Kemalist burjuvazi, Batı kapitalizminin benimsediği laikliği esas almıştı. Bu yöndeki ideolojik motifleri de, "birleştirici" olarak görüyor ve övünerek propagandasını yapıyordu. Erdoğan, anayasal düzeyde ilan etmeye henüz gücü yetmese de, politik islamcılığı devlete hakim kıldı. Sünni islama dayanan yarı-teokratik devleti inşa etti. Eğitimden orduya islamcı ideolojiyi hakim kıldı. İmparatorluk islamcılığının kılıcını yeni dönemdeki yayılmacılığının sembolü olarak diyanetin başındaki zatın eline verdi.

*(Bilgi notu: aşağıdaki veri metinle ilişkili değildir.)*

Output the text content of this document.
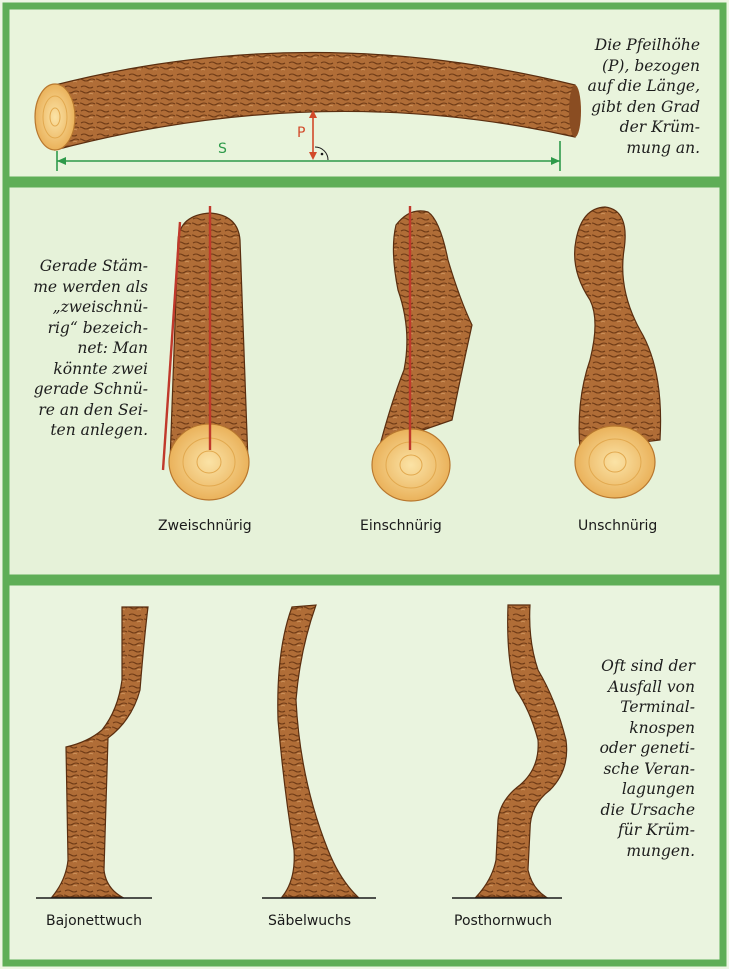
S
P
Die Pfeilhöhe
(P), bezogen
auf die Länge,
gibt den Grad
der Krüm-
mung an.
Gerade Stäm-
me werden als
„zweischnü-
rig“ bezeich-
net: Man
könnte zwei
gerade Schnü-
re an den Sei-
ten anlegen.
Zweischnürig	Einschnürig	Unschnürig
Oft sind der
Ausfall von
Terminal-
knospen
oder geneti-
sche Veran-
lagungen
die Ursache
für Krüm-
mungen.
Bajonettwuch	Säbelwuchs	Posthornwuch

Erdoğan, güç yetersizliği nedeniyle MHP'yi de iktidara tali ve kendisine bağımlı ortak olarak aldı. Gerek bu nedenle ve gerekse yayılmacılığın başlıca ideolojilerinden biri olan milliyetçiliği de kullanıyor. Bu yönüyle, kemalist milliyetçilikle ortak payda bulabiliyor.

Fakat kemalist dönemden farklı olarak büyük devlet şovenizmini ekliyor. Yayılmacılıkta, askeri işgallerde son derece işlevli olduğu için yüksek siyasi iştahla bunu kullanmaya devam ediyor. Devam edeceği de görülüyor.

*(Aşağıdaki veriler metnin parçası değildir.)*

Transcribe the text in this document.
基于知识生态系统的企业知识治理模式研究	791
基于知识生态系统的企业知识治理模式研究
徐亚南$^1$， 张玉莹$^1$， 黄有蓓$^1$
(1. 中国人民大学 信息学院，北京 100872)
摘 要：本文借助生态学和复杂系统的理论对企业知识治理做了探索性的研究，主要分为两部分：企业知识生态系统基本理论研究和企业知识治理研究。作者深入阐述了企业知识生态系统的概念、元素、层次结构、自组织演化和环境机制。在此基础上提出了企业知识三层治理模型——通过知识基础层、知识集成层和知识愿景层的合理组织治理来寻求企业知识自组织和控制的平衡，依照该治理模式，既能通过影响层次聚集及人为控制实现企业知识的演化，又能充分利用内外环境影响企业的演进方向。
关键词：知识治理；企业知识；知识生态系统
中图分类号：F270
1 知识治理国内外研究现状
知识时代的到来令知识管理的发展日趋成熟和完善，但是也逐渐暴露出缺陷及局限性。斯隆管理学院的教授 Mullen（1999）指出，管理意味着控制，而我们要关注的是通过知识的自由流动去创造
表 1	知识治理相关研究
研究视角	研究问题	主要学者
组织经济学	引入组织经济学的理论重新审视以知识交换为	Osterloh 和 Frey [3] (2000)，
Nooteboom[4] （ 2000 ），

Kemalist şefler, kapitalizmi geliştirirlerken parmağını yalıyorlardı elbette. Fakat bizzat Kemal'in kendisi kapitalist mülkiyetini devlete ve kurumlara bağışlayarak yine de ulusalcı demagojiye az çok elverişli zemini miras bırakmıştı. Oysa Erdoğan, sınır tanımayan arsızlık düzeyindeki yüzde 10 komisyoncu rüşvetçiliğiyle, yandaş kliğine tanıdığı ekonomik imtiyazdan onların gizli ortağı olarak yararlandığı sermaye oligarklarından biri oldu. Bu bakımdan Suharto ve Markos gibi hırsızlarla kıyaslanabilecek düzeyi yakaladı.

Erdoğan rejimi, gerçekte kemalist burjuva cumhuriyetin hegemonyasına son veren, o süreci kapatan bir rol oynadı. İslamcı yayılmacı faşist diktatörlük sürecini açtı.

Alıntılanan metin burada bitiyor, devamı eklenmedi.